The blurb on Hitler's Mein Kampf is particularly troubling. If you look at different versions of the book you get both pro- and anti- Nazi sentiments, neither of which really belong  on a site that claims to be a catalog of books. Also note that because each book entry has only one blurb, the tone changes considerably depending on which publication you happen to pick from the list.

First on the list:
"Settling Accounts became Mein Kampf, an unparalleled example of muddled economics and history, appalling bigotry, and an intense self-glorification of Adolf Hitler as the true founder and builder of the National Socialist movement. It was written in hate and it contained a blueprint for violent bloodshed."

Second on the list:
"This book has set a path toward a much higher understanding of the self and of our magnificent destiny as living beings part of this Race on our planet.

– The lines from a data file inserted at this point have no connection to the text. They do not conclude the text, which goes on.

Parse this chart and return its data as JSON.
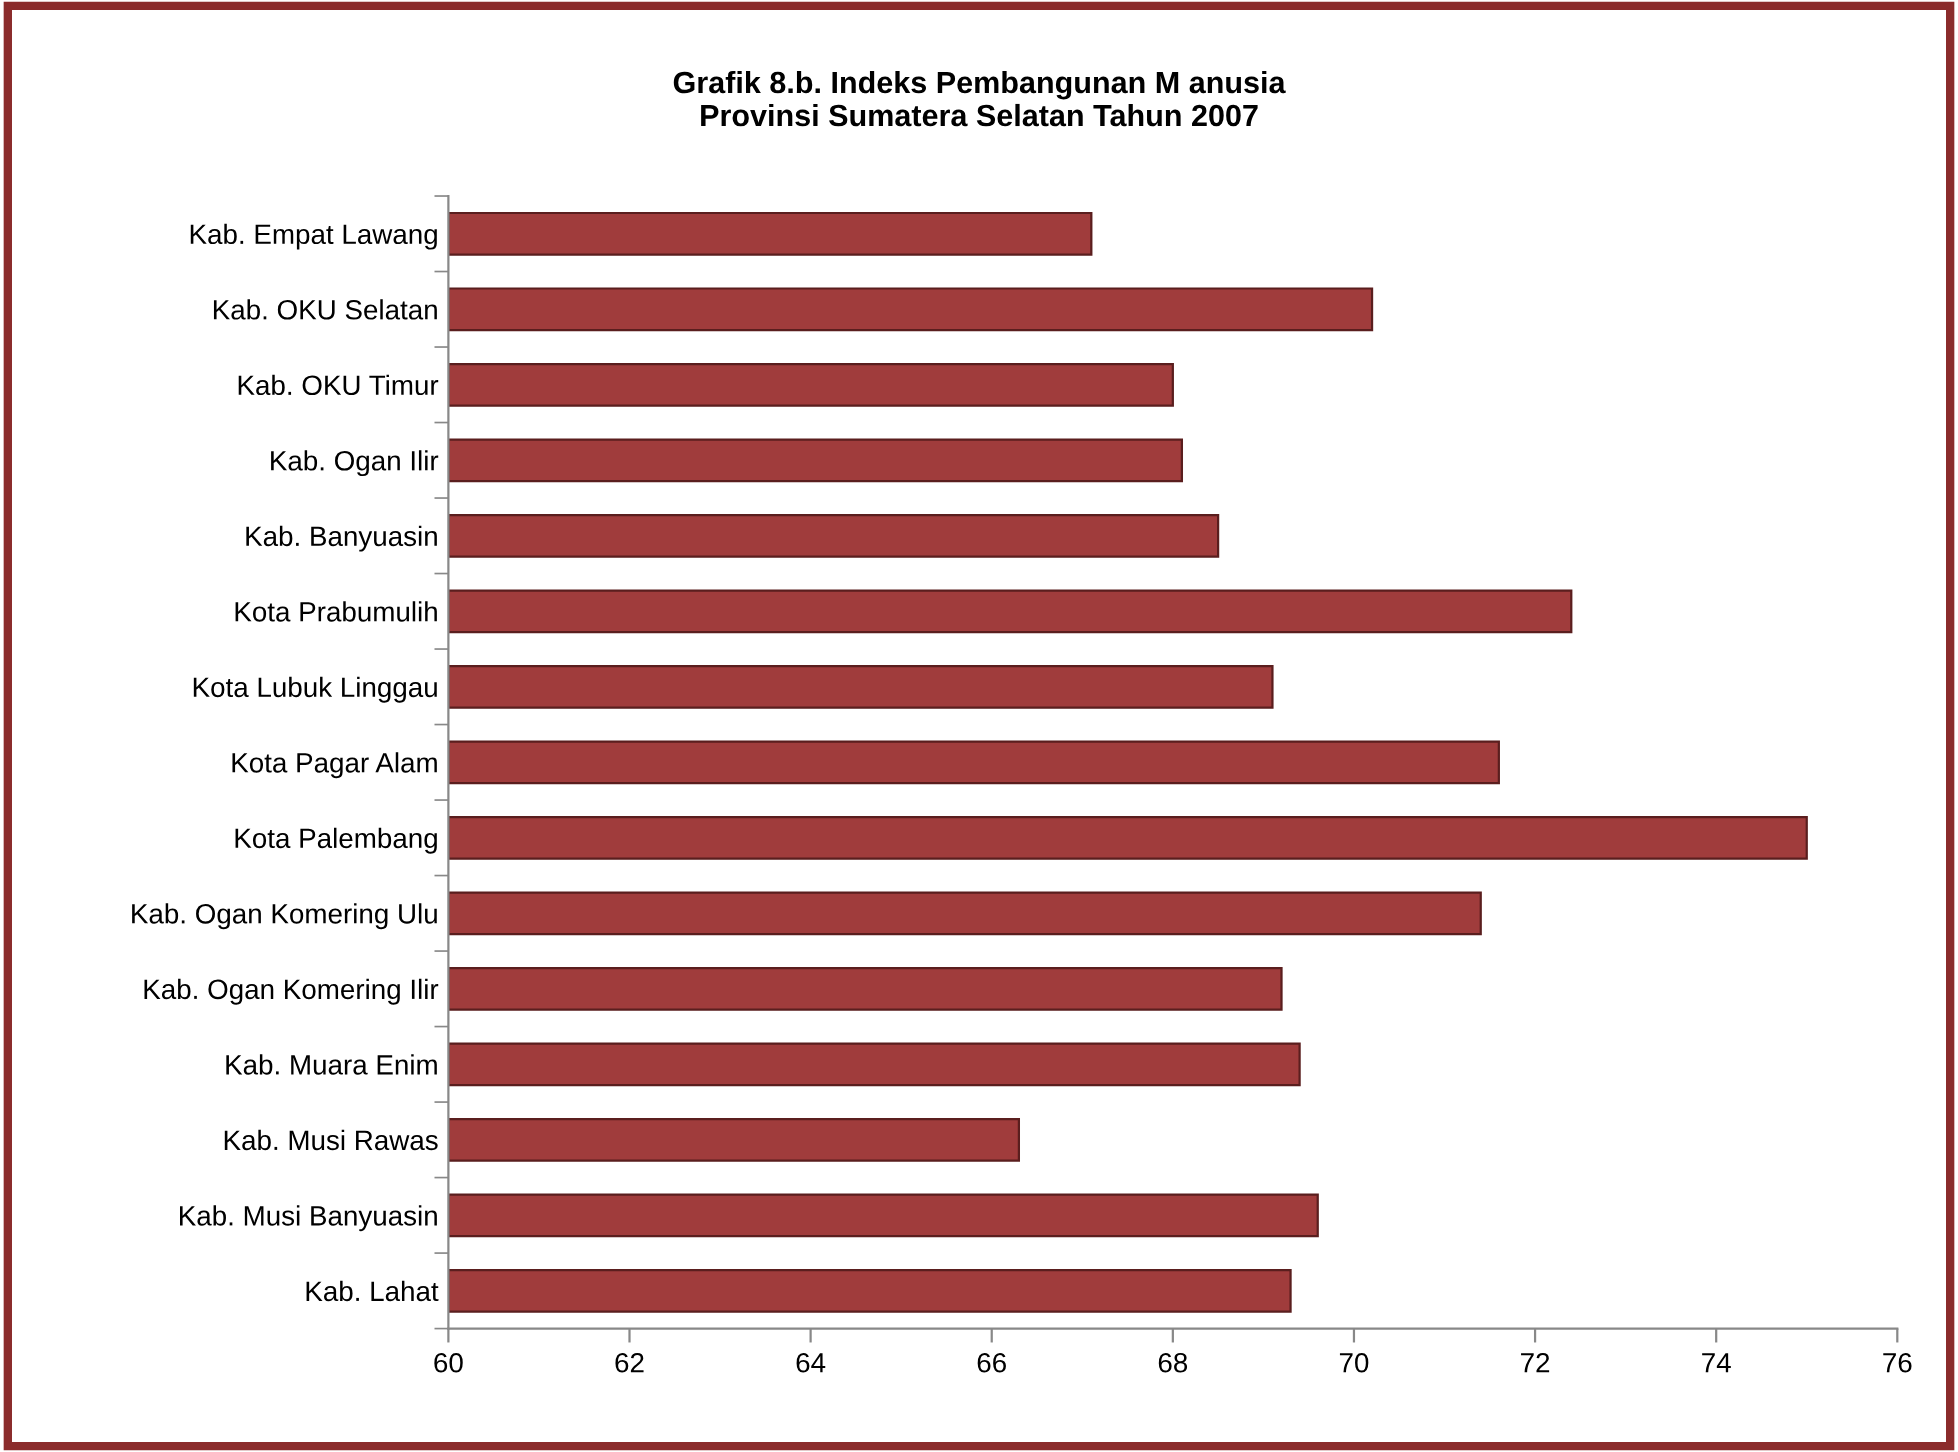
{
  "chart_data": {
    "type": "bar",
    "orientation": "horizontal",
    "title": "Grafik 8.b. Indeks Pembangunan M anusia\nProvinsi Sumatera Selatan Tahun 2007",
    "categories": [
      "Kab. Empat Lawang",
      "Kab. OKU Selatan",
      "Kab. OKU Timur",
      "Kab. Ogan Ilir",
      "Kab. Banyuasin",
      "Kota Prabumulih",
      "Kota Lubuk Linggau",
      "Kota Pagar Alam",
      "Kota Palembang",
      "Kab. Ogan Komering Ulu",
      "Kab. Ogan Komering Ilir",
      "Kab. Muara Enim",
      "Kab. Musi Rawas",
      "Kab. Musi Banyuasin",
      "Kab. Lahat"
    ],
    "values": [
      67.1,
      70.2,
      68.0,
      68.1,
      68.5,
      72.4,
      69.1,
      71.6,
      75.0,
      71.4,
      69.2,
      69.4,
      66.3,
      69.6,
      69.3
    ],
    "color": "#a03c3c",
    "xlim": [
      60,
      76
    ],
    "xticks": [
      60,
      62,
      64,
      66,
      68,
      70,
      72,
      74,
      76
    ],
    "grid": false,
    "legend": false
  }
}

It shows us that we must not look at nature in terms of good or bad, but in an unfiltered manner. It describes what we must do if we want to survive as a people and as a Race."
That's horrifying. Note that both books are self-published, and the blurbs are the ones that I find on those books in Amazon, perhaps indicating that Google is sucking up books from the Amazon site. There is, or at least at one point there once was, a difference between Amazon and Google Books. Google, after all, scanned books in libraries and presented itself as a search engine for published texts; Amazon will sell you Trump's tweets on toilet paper. The only text on the Google Books page still claims that Google Books is about  search: "Search the world's most comprehensive index of full-text books." Libraries partnered with Google with lofty promises of gains in scholarship:
"Our participation in the Google Books Library Project will add significantly to the extensive digital resources the Libraries already deliver. It will enable the Libraries to make available more significant portions of its extraordinary archival and special collections to scholars and researchers worldwide in ways that will ultimately change the nature of scholarship." Jim Neal, Columbia University
I don't know how these folks now feel about having their texts intermingled with publications they would never buy and described by texts that may come from shady and unreliable sources.

Even leaving aside the grossest aspects of the blurbs and Google's hypocrisy about its commercialization of its books project, adding blurbs to the book entries with no attribution and clearly not vetting the sources is extremely irresponsible. It's also very Google to create sloppy algorithms that illustrate their basic ignorance of the content their are working with -- in this case, the world's books.